My lower leg is still numb, which I guess is a good thing, as I don’t feel anything. Hopefully when the nerve block goes away it will be after the worst of the pain. It’s an odd feeling, to try with all your might to wiggle a toe with no response. I’m diligently doing my 50 leg raises three times a day, and since I still need to put wood on the fire and change baby diapers, I’m getting decently adept at moving around on crutches. My left leg, already stronger than my right, is getting closer to being able to do a pistol squat, which is a fun challenge and takes my mind off of the fact that I can’t do anything else. Pull-ups are another challenge to start working on, once we (read Sam) put up a hangboard inside the house so I don’t have to crutch down snowy stairs to the garage.

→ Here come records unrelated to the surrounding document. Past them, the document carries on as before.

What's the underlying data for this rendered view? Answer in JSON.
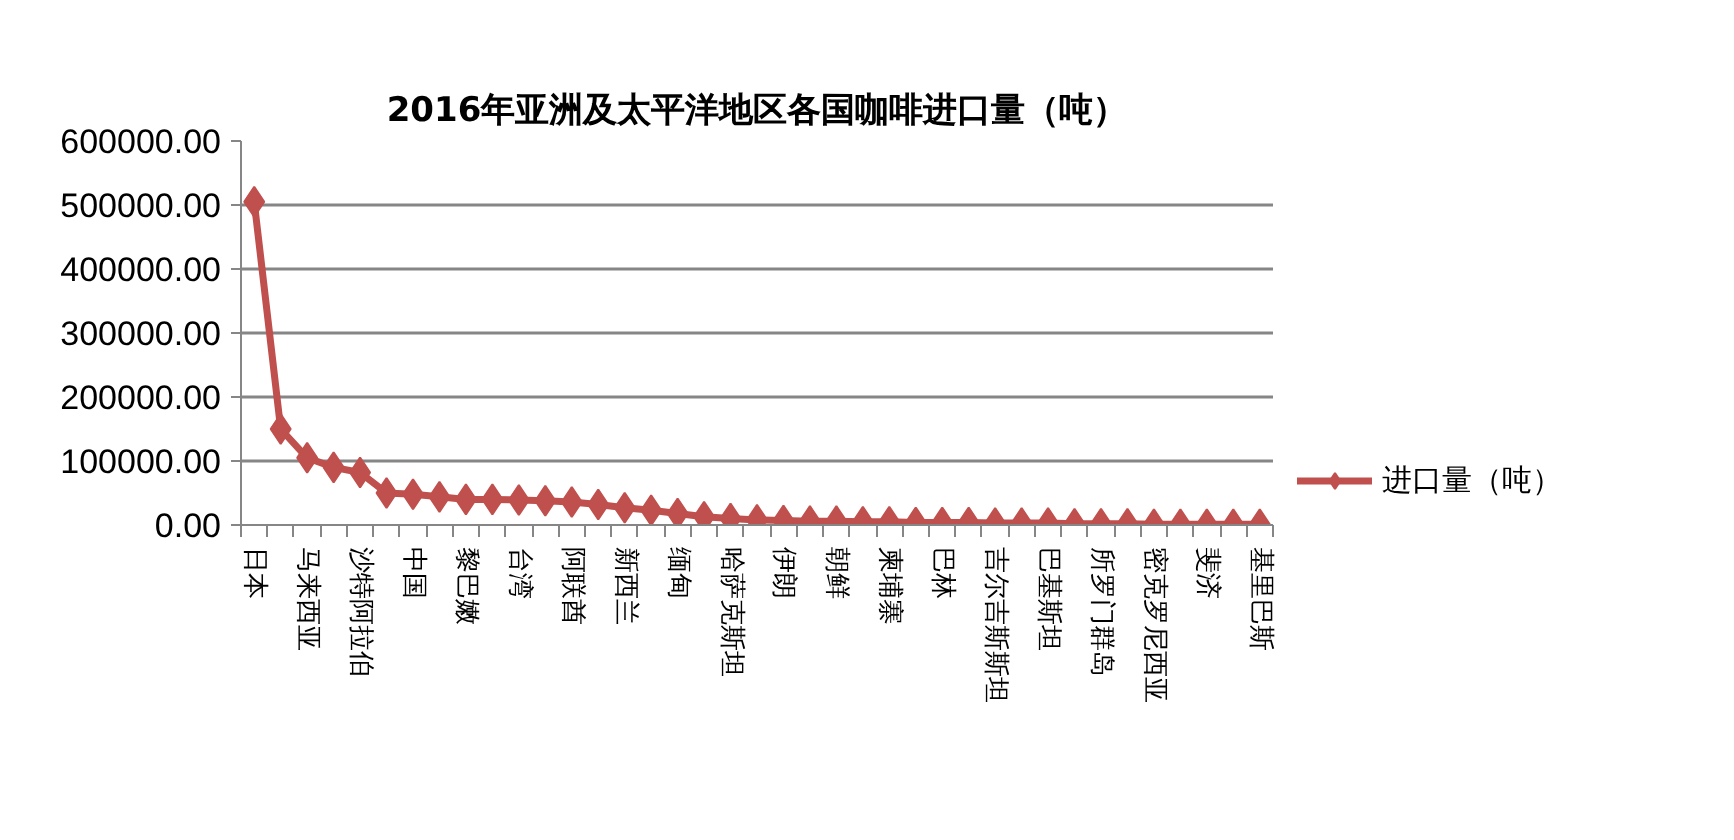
{
  "chart_data": {
    "type": "line",
    "title": "2016年亚洲及太平洋地区各国咖啡进口量（吨）",
    "categories": [
      "日本",
      null,
      "马来西亚",
      null,
      "沙特阿拉伯",
      null,
      "中国",
      null,
      "黎巴嫩",
      null,
      "台湾",
      null,
      "阿联酋",
      null,
      "新西兰",
      null,
      "缅甸",
      null,
      "哈萨克斯坦",
      null,
      "伊朗",
      null,
      "朝鲜",
      null,
      "柬埔寨",
      null,
      "巴林",
      null,
      "吉尔吉斯斯坦",
      null,
      "巴基斯坦",
      null,
      "所罗门群岛",
      null,
      "密克罗尼西亚",
      null,
      "斐济",
      null,
      "基里巴斯"
    ],
    "series": [
      {
        "name": "进口量（吨）",
        "color": "#c0504d",
        "values": [
          505000,
          150000,
          105000,
          90000,
          82000,
          50000,
          48000,
          44000,
          40000,
          40000,
          39000,
          38000,
          36000,
          32000,
          27000,
          23000,
          18000,
          13000,
          10000,
          8000,
          7000,
          6000,
          6000,
          5000,
          5000,
          4000,
          4000,
          4000,
          3000,
          3000,
          3000,
          2000,
          2000,
          2000,
          1000,
          1000,
          1000,
          1000,
          1000
        ]
      }
    ],
    "ylim": [
      0,
      600000
    ],
    "yticks": [
      {
        "value": 0,
        "label": "0.00"
      },
      {
        "value": 100000,
        "label": "100000.00"
      },
      {
        "value": 200000,
        "label": "200000.00"
      },
      {
        "value": 300000,
        "label": "300000.00"
      },
      {
        "value": 400000,
        "label": "400000.00"
      },
      {
        "value": 500000,
        "label": "500000.00"
      },
      {
        "value": 600000,
        "label": "600000.00"
      }
    ],
    "grid": "y",
    "legend": "right",
    "marker": "diamond",
    "line_style": "solid"
  }
}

2am-Pain came in with a vengeance! I started regaining my leg yesterday around dinner but still didn’t feel pain. The nurse who followed up with me warned me to take meds to pre-empt the pain. I awoke at 2am with the worst pain I’ve ever felt. It makes sense, given that I had screws, a pin, and a plate drilled into my bone, but still: whoa. This morning is better, and if I can separate myself from it, once again I’m struck by how interesting it all is. Our brain controls everything and when the nerve is turned off we don’t feel a thing, even while my ankle had all the same things going on as it did yesterday.
What a difference a day makes. The pain is much more manageable today, and I can envision being able to at least go to the gym. I’ll wait until the follow up with my doctor before I go, but my overall energy level is much better, as well as my mental attitude.

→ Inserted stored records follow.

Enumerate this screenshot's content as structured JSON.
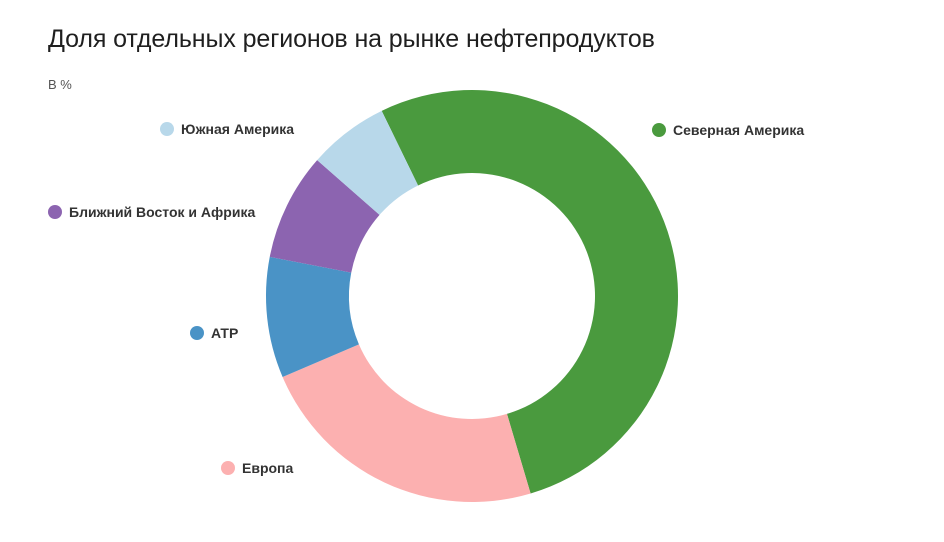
{
  "title": "Доля отдельных регионов на рынке нефтепродуктов",
  "subtitle": "В %",
  "chart_data": {
    "type": "pie",
    "title": "Доля отдельных регионов на рынке нефтепродуктов",
    "unit": "В %",
    "donut": true,
    "legend_placement": "labels beside chart",
    "categories": [
      "Северная Америка",
      "Европа",
      "АТР",
      "Ближний Восток и Африка",
      "Южная Америка"
    ],
    "values": [
      50,
      22,
      9,
      8,
      6
    ],
    "colors": [
      "#4a9a3e",
      "#fcb0b0",
      "#4a93c6",
      "#8c64b0",
      "#b8d8ea"
    ]
  }
}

Well, apparently I did too much yesterday, as I woke up in the middle of the night in exrutiating pain. Today has been spent totally on the couch, which is quite annoying, but probably best for recovery.
Rough day today. It was the second day of the pursuit, a Nordic ski race I planned on doing. I know there are ups and downs and I try to look at the ups, but today felt like a lot of down. I’m cognizant of the fact that I’ve never actually had an injury that kept me from running. I get sick which takes me out, and I related pregnancy to an injury, but now I know that they’re not the same. I try to train in a way that I don’t get overuse injuries, but traumatic injuries from falls never cross my mind. In some ways, I suppose you can’t think about them, or you would never do anything, but I’ll be curious to see how this injury affects me in the future. I’ve wrecked and broken myself mountain biking before, and never really got my confidence back. I finally found the type of skiing that I can really get into, so I can’t let the same thing happen. How do you get confidence again? I’m trying not to overthink something that was just bad luck, but it’s hard not to ruminate on it when you spend 16 hours on the couch in moderate pain that turns all attention to the injury.
I know I’m not unique to have a setback, and I know that in the grand scheme of things this isn’t a big deal (well, hopefully), but man am I bummed out right now.
The sun is coming through snowy trees and into our living room so I’m going to focus on that right now, rather than the news today at my follow up that I can’t be weight bearing for another three weeks and won’t be able to start running again until April when he takes the pin holding a ligament in place with the tibia and fibula out. I went in knowing that was a likely prognosis, but it still wasn’t fun to hear. On an upside, our sweet new wooden hangboard shipped, so I have that to look forward to. I’ll also get to see my PT friend next week, one of her very last appointments before having a baby and since I haven’t been able to see her in a long time, that will be great too. I'm going to give myself today to be bummed and throw a little pity party, and then it's time to move on (or at least try) to the fact that I still have my overall health, two awesome kiddos and husband.